Photo by Alison Pulliam, Kentucky Today
Baptist missionary Vickie Pinkley talks with customers in the eastern Kentucky convenience store that she helps operate.
This may be unusual behavior at most convenience stores, but Black Mountain Exchange is anything but usual.
Bible verses and decorative murals dot the walls around the thinly stocked shelves. Free gospel tracts and Bibles sit in stacks by the register where they are frequently given away. Christian music floating from the small stereo fills the background as customers shop.
Operated by missionaries Jim and Vickie Pinkley, this gas station and small store serve both the financial and spiritual economy of Lynch.
Lynch, like much of eastern Kentucky, was hit hard by the recent decline in coal mining. A town that once boomed with more than 10,000 people has dwindled to fewer than 800.
In its prime, Lynch was the world’s largest coal camp and housed over 4,000 employees of the United States Steel Corp. The company spared no expense in building up the town – adding beautiful new schools, churches, and even a hospital.
When U.S. Steel decided to close its mines in the area, it took thousands of jobs and the life of the community with it.
“It wasn’t just the company leaving town, it was the town closing down,” Jim Pinkley said.

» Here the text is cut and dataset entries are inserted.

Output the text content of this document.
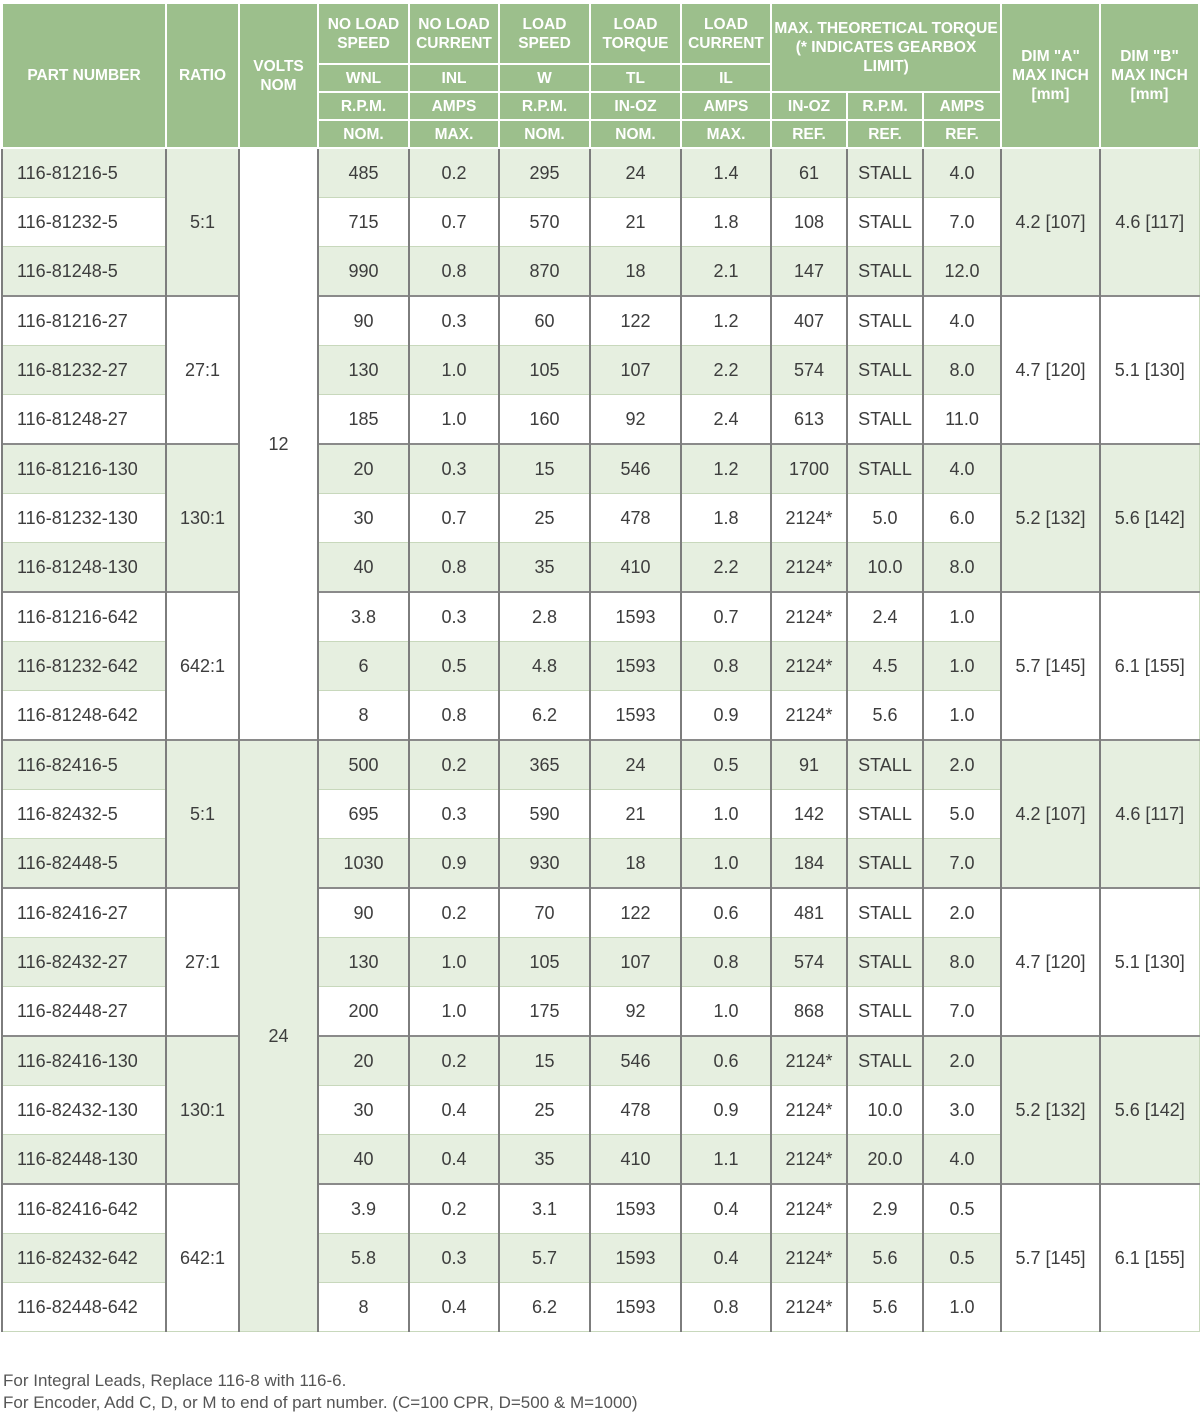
PART NUMBER	RATIO	VOLTS NOM	NO LOAD SPEED	NO LOAD CURRENT	LOAD SPEED	LOAD TORQUE	LOAD CURRENT	MAX. THEORETICAL TORQUE (* INDICATES GEARBOX LIMIT)			DIM "A" MAX INCH [mm]	DIM "B" MAX INCH [mm]
			WNL	INL	W	TL	IL					
			R.P.M.	AMPS	R.P.M.	IN-OZ	AMPS	IN-OZ	R.P.M.	AMPS		
			NOM.	MAX.	NOM.	NOM.	MAX.	REF.	REF.	REF.		
116-81216-5	5:1	12	485	0.2	295	24	1.4	61	STALL	4.0	4.2 [107]	4.6 [117]
116-81232-5			715	0.7	570	21	1.8	108	STALL	7.0		
116-81248-5			990	0.8	870	18	2.1	147	STALL	12.0		
116-81216-27	27:1		90	0.3	60	122	1.2	407	STALL	4.0	4.7 [120]	5.1 [130]
116-81232-27			130	1.0	105	107	2.2	574	STALL	8.0		
116-81248-27			185	1.0	160	92	2.4	613	STALL	11.0		
116-81216-130	130:1		20	0.3	15	546	1.2	1700	STALL	4.0	5.2 [132]	5.6 [142]
116-81232-130			30	0.7	25	478	1.8	2124*	5.0	6.0		
116-81248-130			40	0.8	35	410	2.2	2124*	10.0	8.0		
116-81216-642	642:1		3.8	0.3	2.8	1593	0.7	2124*	2.4	1.0	5.7 [145]	6.1 [155]
116-81232-642			6	0.5	4.8	1593	0.8	2124*	4.5	1.0		
116-81248-642			8	0.8	6.2	1593	0.9	2124*	5.6	1.0		
116-82416-5	5:1	24	500	0.2	365	24	0.5	91	STALL	2.0	4.2 [107]	4.6 [117]
116-82432-5			695	0.3	590	21	1.0	142	STALL	5.0		
116-82448-5			1030	0.9	930	18	1.0	184	STALL	7.0		
116-82416-27	27:1		90	0.2	70	122	0.6	481	STALL	2.0	4.7 [120]	5.1 [130]
116-82432-27			130	1.0	105	107	0.8	574	STALL	8.0		
116-82448-27			200	1.0	175	92	1.0	868	STALL	7.0		
116-82416-130	130:1		20	0.2	15	546	0.6	2124*	STALL	2.0	5.2 [132]	5.6 [142]
116-82432-130			30	0.4	25	478	0.9	2124*	10.0	3.0		
116-82448-130			40	0.4	35	410	1.1	2124*	20.0	4.0		
116-82416-642	642:1		3.9	0.2	3.1	1593	0.4	2124*	2.9	0.5	5.7 [145]	6.1 [155]
116-82432-642			5.8	0.3	5.7	1593	0.4	2124*	5.6	0.5		
116-82448-642			8	0.4	6.2	1593	0.8	2124*	5.6	1.0		
For Integral Leads, Replace 116-8 with 116-6.
For Encoder, Add C, D, or M to end of part number. (C=100 CPR, D=500 & M=1000)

Now there are very few jobs allowing people to stay in their mountainous home.
“The only thing we’ve seen in the last five years, as far as any type of business – other than the Kentucky Mine Museum and Portal 31 – are the outreach programs like Meridzo ministries that Vickie is aligned with,” said Lynch resident Don Elliot.
Founded by pastor Lonnie Riley in 1999, Meridzo Ministries has grown to be an integral part of the southeastern Kentucky landscape.

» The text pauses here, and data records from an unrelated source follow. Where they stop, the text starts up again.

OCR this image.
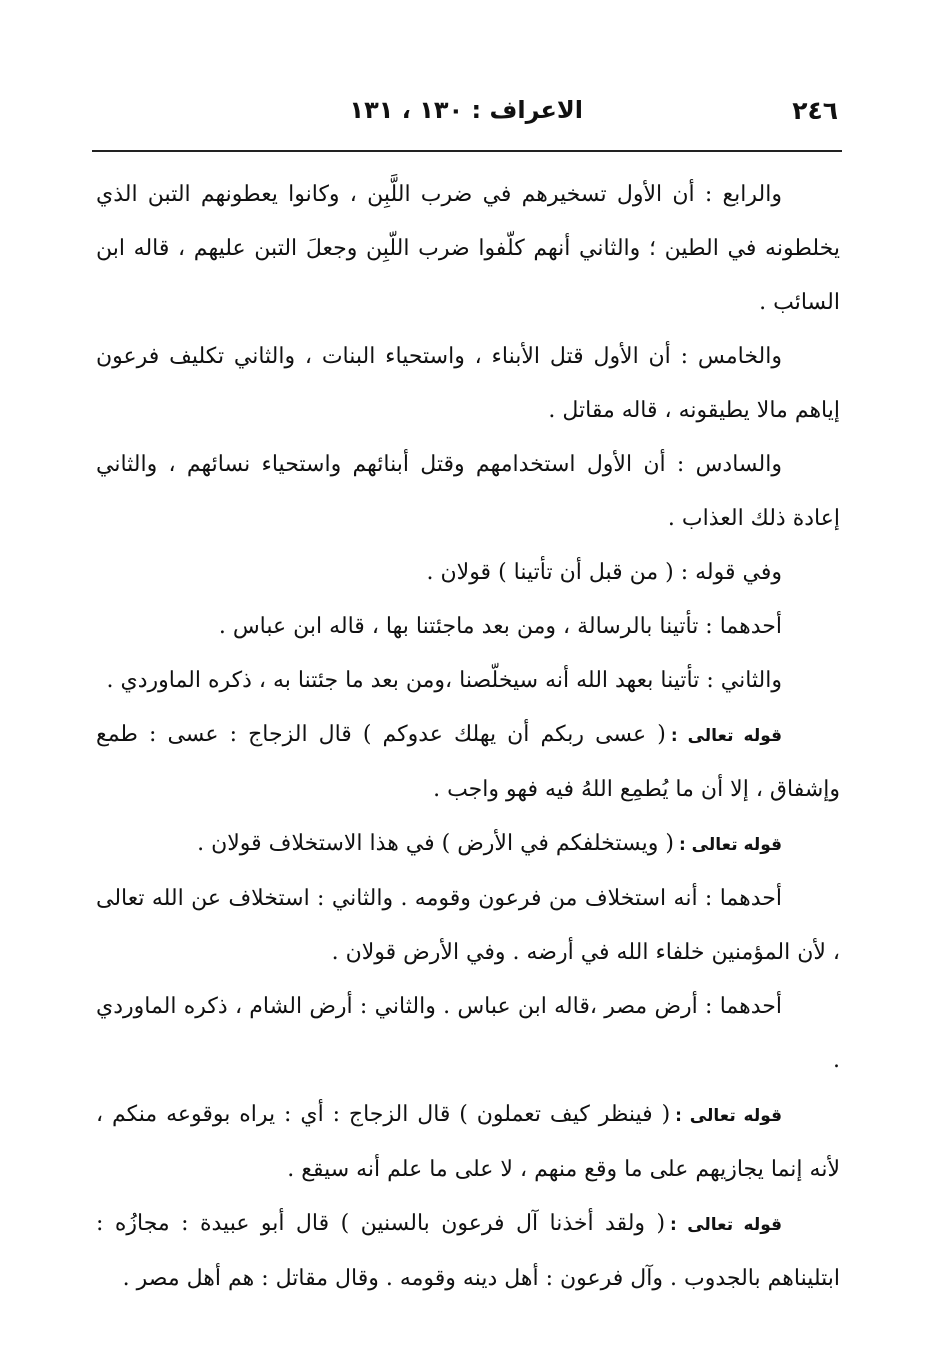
٢٤٦
الاعراف : ١٣٠ ، ١٣١

والرابع : أن الأول تسخيرهم في ضرب اللَّبِن ، وكانوا يعطونهم التبن الذي يخلطونه في الطين ؛ والثاني أنهم كلّفوا ضرب اللّبِن وجعلَ التبن عليهم ، قاله ابن السائب .

والخامس : أن الأول قتل الأبناء ، واستحياء البنات ، والثاني تكليف فرعون إياهم مالا يطيقونه ، قاله مقاتل .

والسادس : أن الأول استخدامهم وقتل أبنائهم واستحياء نسائهم ، والثاني إعادة ذلك العذاب .

وفي قوله : ( من قبل أن تأتينا ) قولان .

أحدهما : تأتينا بالرسالة ، ومن بعد ماجئتنا بها ، قاله ابن عباس .

والثاني : تأتينا بعهد الله أنه سيخلّصنا ،ومن بعد ما جئتنا به ، ذكره الماوردي .

قوله تعالى :( عسى ربكم أن يهلك عدوكم ) قال الزجاج : عسى : طمع وإشفاق ، إلا أن ما يُطمِع اللهُ فيه فهو واجب .

قوله تعالى :( ويستخلفكم في الأرض ) في هذا الاستخلاف قولان .

أحدهما : أنه استخلاف من فرعون وقومه . والثاني : استخلاف عن الله تعالى ، لأن المؤمنين خلفاء الله في أرضه . وفي الأرض قولان .

أحدهما : أرض مصر ،قاله ابن عباس . والثاني : أرض الشام ، ذكره الماوردي .

قوله تعالى :( فينظر كيف تعملون ) قال الزجاج : أي : يراه بوقوعه منكم ، لأنه إنما يجازيهم على ما وقع منهم ، لا على ما علم أنه سيقع .

قوله تعالى :( ولقد أخذنا آل فرعون بالسنين ) قال أبو عبيدة : مجازُه : ابتليناهم بالجدوب . وآل فرعون : أهل دينه وقومه . وقال مقاتل : هم أهل مصر .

The non-profit branch offers many outlets for proclaiming the gospel. Among its ministries are a church, housing for short-term mission teams, two facilities used to host children’s camps and more. The for-profit branch contributes to community development by adding businesses such as Lamp House coffee shop and Black Mountain Exchange gas station.
In its years of operation, Meridzo has partnered with more than 30,000 volunteers in more than 20 local ministries.

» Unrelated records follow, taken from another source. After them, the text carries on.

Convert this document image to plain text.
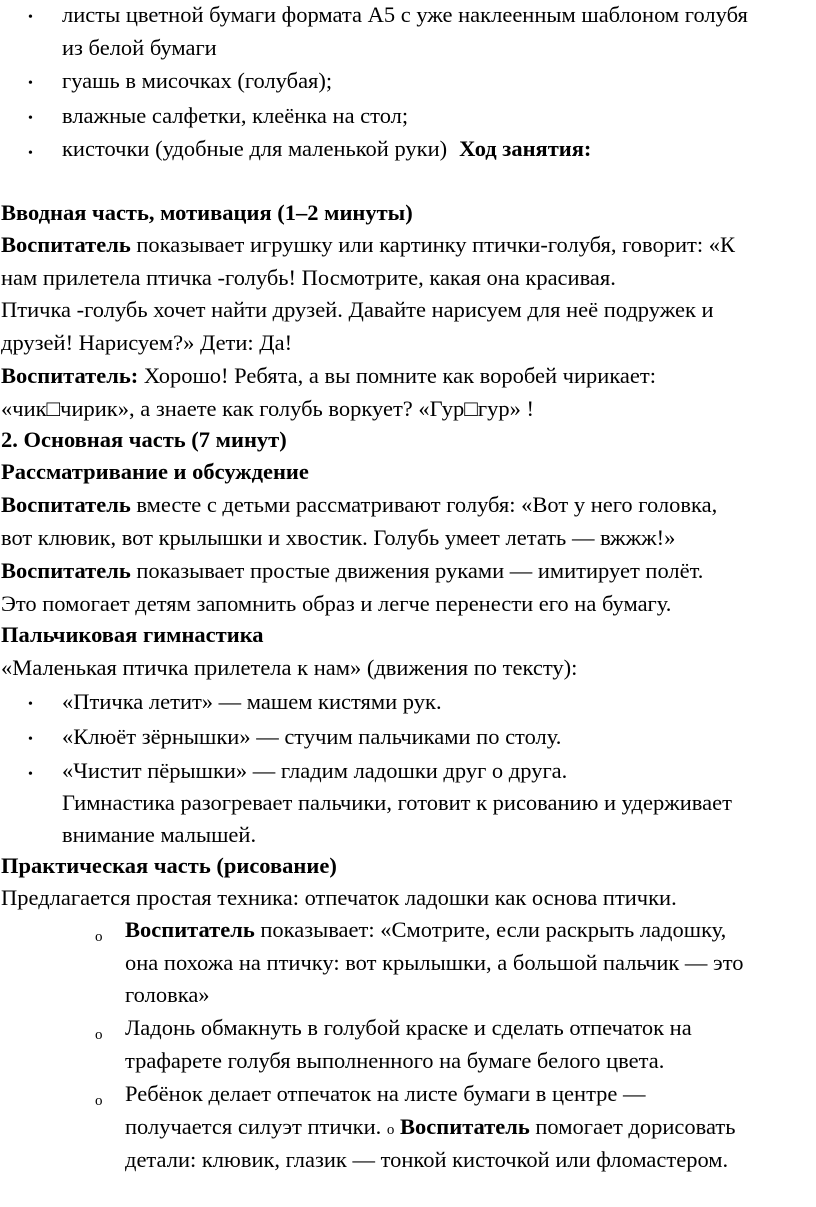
• листы цветной бумаги формата А5 с уже наклеенным шаблоном голубя
из белой бумаги
• гуашь в мисочках (голубая);
• влажные салфетки, клеёнка на стол;
• кисточки (удобные для маленькой руки) Ход занятия:
Вводная часть, мотивация (1–2 минуты)
Воспитатель показывает игрушку или картинку птички-голубя, говорит: «К
нам прилетела птичка -голубь! Посмотрите, какая она красивая.
Птичка -голубь хочет найти друзей. Давайте нарисуем для неё подружек и
друзей! Нарисуем?» Дети: Да!
Воспитатель: Хорошо! Ребята, а вы помните как воробей чирикает:
«чик□чирик», а знаете как голубь воркует? «Гур□гур» !
2. Основная часть (7 минут)
Рассматривание и обсуждение
Воспитатель вместе с детьми рассматривают голубя: «Вот у него головка,
вот клювик, вот крылышки и хвостик. Голубь умеет летать — вжжж!»
Воспитатель показывает простые движения руками — имитирует полёт.
Это помогает детям запомнить образ и легче перенести его на бумагу.
Пальчиковая гимнастика
«Маленькая птичка прилетела к нам» (движения по тексту):
• «Птичка летит» — машем кистями рук.
• «Клюёт зёрнышки» — стучим пальчиками по столу.
• «Чистит пёрышки» — гладим ладошки друг о друга.
Гимнастика разогревает пальчики, готовит к рисованию и удерживает
внимание малышей.
Практическая часть (рисование)
Предлагается простая техника: отпечаток ладошки как основа птички.
o Воспитатель показывает: «Смотрите, если раскрыть ладошку,
она похожа на птичку: вот крылышки, а большой пальчик — это
головка»
o Ладонь обмакнуть в голубой краске и сделать отпечаток на
трафарете голубя выполненного на бумаге белого цвета.
o Ребёнок делает отпечаток на листе бумаги в центре —
получается силуэт птички. o Воспитатель помогает дорисовать
детали: клювик, глазик — тонкой кисточкой или фломастером.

The Pinkley family turned their own short-term partnership with the ministry into a long-term commitment last year when they decided to leave their home near Louisville and move to Lynch.
Hearing of the opening with Black Mountain Exchange pricked their hearts for this place they had grown to love. After 12 years of mission trips through their church, Jim and Vickie felt the Lord calling them to step out of their comfort zone.
They sold their house and moved their three children down to Lynch, leaving two adult children behind.
This required an incredible amount of trust in God, not only because of the separation from friends and family, but because of the lack of financial security. With Jim only five years away from retirement, the Pinkleys were unsure how they would support themselves.
However, Jim and Vickie knew the Lord would supply their needs if this is what He called them to.
Like the nine other Meridzo missionary families, the Pinkleys are funded on a “by faith” premise. This means they accept donations but they never go out and fundraise for support. They simply take it “by faith” that the Lord will know their needs and provide them in His time.
And while God continues to faithfully bless their growing business at Black Mountain Exchange, financial profits are not the main concern.
“Our intention, of course, is not to sell gas and is not to sell pizza and is not to sell food, but it’s to give out the Word of God which is the bread of life,” Vickie Pinkley said. “Our heart’s desire is to see lives of the middle people here in Lynch changed completely for His glory.”